National Honor Society (NHS) held Melanoma Awareness Week from Feb. 26 to March 2 to raise awareness for this crucial issue which affects more than 2 million people every year. Led by officer Tanvi Ingle ‘18 and with the help of the different NHS committees, this event, which was being planned since January, was finally able to take place.
The week was full of various activities such as applying sunscreen and wearing hats and black clothing, which promoted the knowledge of the harmful effects of UV rays from the sun. With the help of the Melanoma Education Foundation, NHS was able to make these ideas come to life to teach and interact with the students while promoting this issue.

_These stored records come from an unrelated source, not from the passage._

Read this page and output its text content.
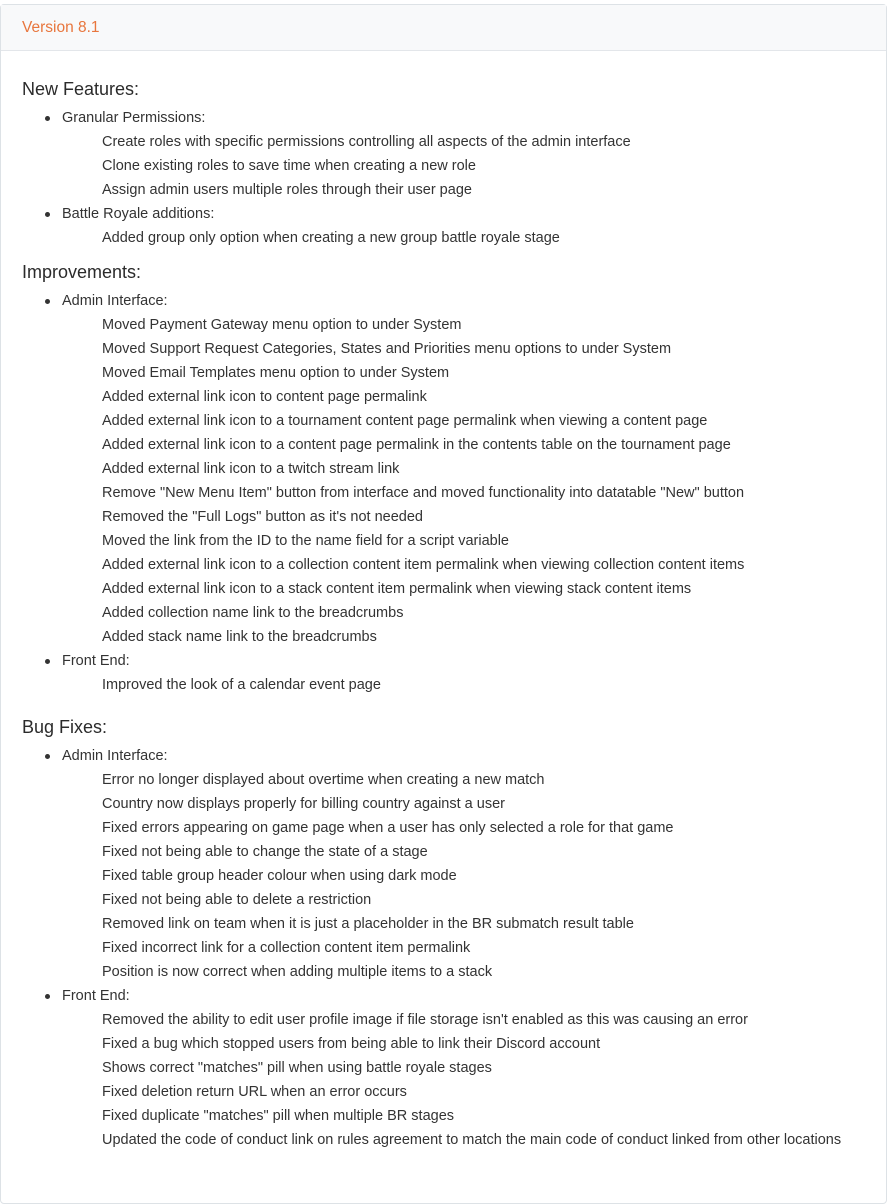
Version 8.1
New Features:
Granular Permissions:
Create roles with specific permissions controlling all aspects of the admin interface
Clone existing roles to save time when creating a new role
Assign admin users multiple roles through their user page
Battle Royale additions:
Added group only option when creating a new group battle royale stage
Improvements:
Admin Interface:
Moved Payment Gateway menu option to under System
Moved Support Request Categories, States and Priorities menu options to under System
Moved Email Templates menu option to under System
Added external link icon to content page permalink
Added external link icon to a tournament content page permalink when viewing a content page
Added external link icon to a content page permalink in the contents table on the tournament page
Added external link icon to a twitch stream link
Remove "New Menu Item" button from interface and moved functionality into datatable "New" button
Removed the "Full Logs" button as it's not needed
Moved the link from the ID to the name field for a script variable
Added external link icon to a collection content item permalink when viewing collection content items
Added external link icon to a stack content item permalink when viewing stack content items
Added collection name link to the breadcrumbs
Added stack name link to the breadcrumbs
Front End:
Improved the look of a calendar event page
Bug Fixes:
Admin Interface:
Error no longer displayed about overtime when creating a new match
Country now displays properly for billing country against a user
Fixed errors appearing on game page when a user has only selected a role for that game
Fixed not being able to change the state of a stage
Fixed table group header colour when using dark mode
Fixed not being able to delete a restriction
Removed link on team when it is just a placeholder in the BR submatch result table
Fixed incorrect link for a collection content item permalink
Position is now correct when adding multiple items to a stack
Front End:
Removed the ability to edit user profile image if file storage isn't enabled as this was causing an error
Fixed a bug which stopped users from being able to link their Discord account
Shows correct "matches" pill when using battle royale stages
Fixed deletion return URL when an error occurs
Fixed duplicate "matches" pill when multiple BR stages
Updated the code of conduct link on rules agreement to match the main code of conduct linked from other locations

“We partnered with the Melanoma Education Foundation, which has a similar goal: to prevent melanoma amongst the newer generation, and they provided some amazing materials for us,” Ingle said. “From that, we had a great committee that lead and directed a series of week long activities that really took the school by storm.”
On the final day, students dressed up in outdoorsy gear to to celebrate sun protection and acknowledge the harmful side effects of long term exposure to it. In addition, students signed a poster pledge during their lunch to further draw to the importance of melanoma awareness.
“Friday was definitely one of my favorite days because it was a really great way to conclude the week and bring everyone up to sign a pledge that we can hang in our hallways and just remind us to take better care of ourselves,” Carolyn Cravey ’18 said.